XTRA Lease’s Porter noted that many trailer makers are now experimenting with “super glues” to “bond” sidewalls, ceilings, and other structural components together – forgoing traditional steel rivets almost entirely – along with the wider use of lighter composite materials as well.

But the trick with such new designs is not only how they will hold up over the long term but how they impact maintenance and repair practices, too.

“The big issue when you change a design or material is how you repair it; and not just for our technicians, but for the ones our customers might use for road–side service,” Porter pointed out.

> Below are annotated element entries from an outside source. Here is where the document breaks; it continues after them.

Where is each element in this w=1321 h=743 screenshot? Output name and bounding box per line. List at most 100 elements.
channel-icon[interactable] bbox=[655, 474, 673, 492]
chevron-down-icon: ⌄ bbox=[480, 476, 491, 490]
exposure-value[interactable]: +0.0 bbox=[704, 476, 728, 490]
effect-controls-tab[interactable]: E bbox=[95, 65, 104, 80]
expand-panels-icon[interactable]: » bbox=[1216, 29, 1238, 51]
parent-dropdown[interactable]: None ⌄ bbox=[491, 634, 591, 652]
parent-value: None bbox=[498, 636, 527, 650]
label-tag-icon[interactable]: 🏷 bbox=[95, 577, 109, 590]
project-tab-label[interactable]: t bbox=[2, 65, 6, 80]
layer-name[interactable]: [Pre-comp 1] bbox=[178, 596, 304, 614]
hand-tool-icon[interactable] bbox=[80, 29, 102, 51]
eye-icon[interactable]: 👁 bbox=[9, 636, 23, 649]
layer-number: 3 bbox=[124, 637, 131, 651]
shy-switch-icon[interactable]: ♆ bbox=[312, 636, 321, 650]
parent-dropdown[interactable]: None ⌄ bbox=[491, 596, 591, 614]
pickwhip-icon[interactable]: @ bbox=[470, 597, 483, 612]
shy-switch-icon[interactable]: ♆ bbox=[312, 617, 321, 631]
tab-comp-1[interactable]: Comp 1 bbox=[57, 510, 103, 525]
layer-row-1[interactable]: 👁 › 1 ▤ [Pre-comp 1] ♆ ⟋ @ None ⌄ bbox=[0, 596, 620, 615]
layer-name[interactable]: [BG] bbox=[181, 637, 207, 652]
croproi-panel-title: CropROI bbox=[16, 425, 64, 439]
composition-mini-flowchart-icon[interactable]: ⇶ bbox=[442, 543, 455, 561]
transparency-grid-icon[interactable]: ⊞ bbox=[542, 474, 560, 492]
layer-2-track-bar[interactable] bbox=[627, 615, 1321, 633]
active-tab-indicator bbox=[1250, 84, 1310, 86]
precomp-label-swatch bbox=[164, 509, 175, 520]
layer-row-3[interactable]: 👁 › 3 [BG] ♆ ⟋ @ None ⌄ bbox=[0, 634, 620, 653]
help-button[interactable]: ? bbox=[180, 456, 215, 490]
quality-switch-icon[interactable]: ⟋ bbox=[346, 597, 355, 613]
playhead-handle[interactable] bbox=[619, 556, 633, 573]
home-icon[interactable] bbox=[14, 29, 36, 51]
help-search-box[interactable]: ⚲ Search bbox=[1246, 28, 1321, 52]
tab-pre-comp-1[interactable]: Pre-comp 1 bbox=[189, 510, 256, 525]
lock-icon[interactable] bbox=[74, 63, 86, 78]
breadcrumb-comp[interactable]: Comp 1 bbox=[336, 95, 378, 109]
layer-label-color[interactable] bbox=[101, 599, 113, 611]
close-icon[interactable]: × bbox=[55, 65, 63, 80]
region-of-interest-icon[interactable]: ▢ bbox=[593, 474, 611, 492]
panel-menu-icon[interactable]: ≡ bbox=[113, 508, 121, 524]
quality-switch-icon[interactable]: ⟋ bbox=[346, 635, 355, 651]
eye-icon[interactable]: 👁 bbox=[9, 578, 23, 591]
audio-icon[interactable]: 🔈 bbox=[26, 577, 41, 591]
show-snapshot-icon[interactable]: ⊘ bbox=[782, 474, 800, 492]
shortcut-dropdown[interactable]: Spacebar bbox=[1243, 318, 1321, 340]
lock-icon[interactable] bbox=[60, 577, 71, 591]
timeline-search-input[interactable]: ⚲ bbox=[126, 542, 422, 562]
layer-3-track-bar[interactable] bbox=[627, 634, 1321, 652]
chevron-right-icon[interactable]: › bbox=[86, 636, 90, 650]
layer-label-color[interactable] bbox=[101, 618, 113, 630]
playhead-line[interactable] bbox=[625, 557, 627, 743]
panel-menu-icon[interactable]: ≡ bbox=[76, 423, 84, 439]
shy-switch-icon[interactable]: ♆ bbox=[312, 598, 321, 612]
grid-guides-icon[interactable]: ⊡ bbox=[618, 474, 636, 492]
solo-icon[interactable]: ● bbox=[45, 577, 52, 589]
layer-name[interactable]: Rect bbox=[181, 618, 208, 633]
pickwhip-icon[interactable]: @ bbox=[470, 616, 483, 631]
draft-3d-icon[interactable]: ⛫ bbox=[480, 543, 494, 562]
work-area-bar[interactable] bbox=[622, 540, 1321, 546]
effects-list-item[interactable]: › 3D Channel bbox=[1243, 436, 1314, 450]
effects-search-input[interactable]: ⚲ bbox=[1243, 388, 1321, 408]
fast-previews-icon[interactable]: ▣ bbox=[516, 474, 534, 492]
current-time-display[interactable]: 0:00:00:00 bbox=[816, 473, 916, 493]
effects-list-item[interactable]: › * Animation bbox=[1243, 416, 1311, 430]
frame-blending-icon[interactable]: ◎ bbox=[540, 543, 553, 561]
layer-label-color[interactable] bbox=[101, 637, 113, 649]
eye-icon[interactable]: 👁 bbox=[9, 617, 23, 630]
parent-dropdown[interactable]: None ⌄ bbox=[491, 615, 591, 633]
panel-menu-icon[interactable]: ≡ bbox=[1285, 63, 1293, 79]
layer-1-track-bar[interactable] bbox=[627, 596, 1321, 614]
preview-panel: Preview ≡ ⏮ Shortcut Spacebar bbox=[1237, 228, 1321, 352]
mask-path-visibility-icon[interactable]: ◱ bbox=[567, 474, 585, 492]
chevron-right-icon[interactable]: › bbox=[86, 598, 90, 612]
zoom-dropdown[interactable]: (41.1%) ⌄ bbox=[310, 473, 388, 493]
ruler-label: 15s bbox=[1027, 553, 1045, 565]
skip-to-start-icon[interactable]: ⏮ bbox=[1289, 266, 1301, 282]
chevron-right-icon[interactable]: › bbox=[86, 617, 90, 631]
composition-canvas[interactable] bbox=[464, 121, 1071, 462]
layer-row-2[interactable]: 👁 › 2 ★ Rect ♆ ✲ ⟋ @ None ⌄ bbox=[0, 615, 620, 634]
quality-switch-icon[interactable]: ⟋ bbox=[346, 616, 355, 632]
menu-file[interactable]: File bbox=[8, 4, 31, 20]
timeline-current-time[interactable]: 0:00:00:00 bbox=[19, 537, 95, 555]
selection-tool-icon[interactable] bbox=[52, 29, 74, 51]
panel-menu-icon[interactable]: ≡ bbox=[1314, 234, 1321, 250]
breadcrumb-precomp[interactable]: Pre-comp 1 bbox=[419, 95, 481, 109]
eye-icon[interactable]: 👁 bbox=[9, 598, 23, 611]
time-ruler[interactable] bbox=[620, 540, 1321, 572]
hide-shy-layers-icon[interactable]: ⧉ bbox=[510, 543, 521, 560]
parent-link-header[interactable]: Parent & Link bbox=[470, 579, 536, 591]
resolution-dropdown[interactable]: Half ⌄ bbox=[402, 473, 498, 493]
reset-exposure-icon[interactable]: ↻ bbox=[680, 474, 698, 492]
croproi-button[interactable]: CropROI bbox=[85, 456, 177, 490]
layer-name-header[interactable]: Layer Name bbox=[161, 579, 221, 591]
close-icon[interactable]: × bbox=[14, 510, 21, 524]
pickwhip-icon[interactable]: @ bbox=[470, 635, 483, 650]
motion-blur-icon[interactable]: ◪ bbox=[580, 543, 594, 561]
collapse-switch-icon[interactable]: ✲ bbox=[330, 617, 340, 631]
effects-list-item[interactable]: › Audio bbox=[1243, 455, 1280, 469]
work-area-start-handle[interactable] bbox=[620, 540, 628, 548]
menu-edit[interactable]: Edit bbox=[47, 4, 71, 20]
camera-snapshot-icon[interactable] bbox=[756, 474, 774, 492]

Because even a small trailer issue can grow large when companies like XTRA Lease are buying thousands of units annually and planning on keeping them in service for a decade and a half or longer.

“More often than not, too, a problem with a [trailer] design change will occur five or six years down the road, not when you first put it into service,” Porter emphasized. “That’s why the overall integrity of the trailer is key for long-term use.”


Best brand of dry van trailer according to Truckers Report 

  • I've owned a few Utility vans. 2012 to 2014 models and they are nice but I have not had any experience with the other brands. 

- blessed man, Aug 30, 2014

  • I'm a company driver and my company uses Great Dane, Wabash, Hyundai, and Utility trailers. Hands down, without question, the Utility is the best of the bunch. They always pull nice and straight. The GD and Wabash seem to start dog tracking, even when they're still relatively new. That says to me that the materials used are of high quality. The Hyudais are pretty nice too, but the Utility's are hard to beat.
  • 8thnote, Aug 30, 2014
  • I've owned a lot of different dry vans over the years. In my opinion Great Dane is the best van trailer, they run about 300 Lbs heavier, but every Dane I've had lasted 15 yrs plus. The stainless van I have was built in 1988 and is still a very good looking trailer. Utility is probably the best reference I've owned and still have one of them as well from 1998. It really comes down to preference and how well you care for your equipment. If you bang up your equipment it doesn't matter what you buy it's gonna cut down on the life of the trailer. If you buy a top of the line Dane, Utility, or wabash and keep it nice you'll have the trailer for 10-15 yrs easy.
  • Largecar359, Aug 30, 2014
  • I had experience with Vanguard (2003), Great Dane (2005), Wabash (2009 and 2013) and Stoughton (2008). All 4 are great trailers. I think that GD is too pricey, most of them are $30k and up. At the same time you can have Vanguard VXP for $26.4 from the plant (best financing) or Wabash Duraplate for $27k with p/u in IN too. Utility trailers are $27.5k (basic specs) with p/u from their plant in Glade Spring VA. 
  • masks, Jul 26, 2016
  • I pull nothing but vans and of them all I prefer the Great Danes hands down. Like mentioned already they are a bit heavier but seem way more substantial to me.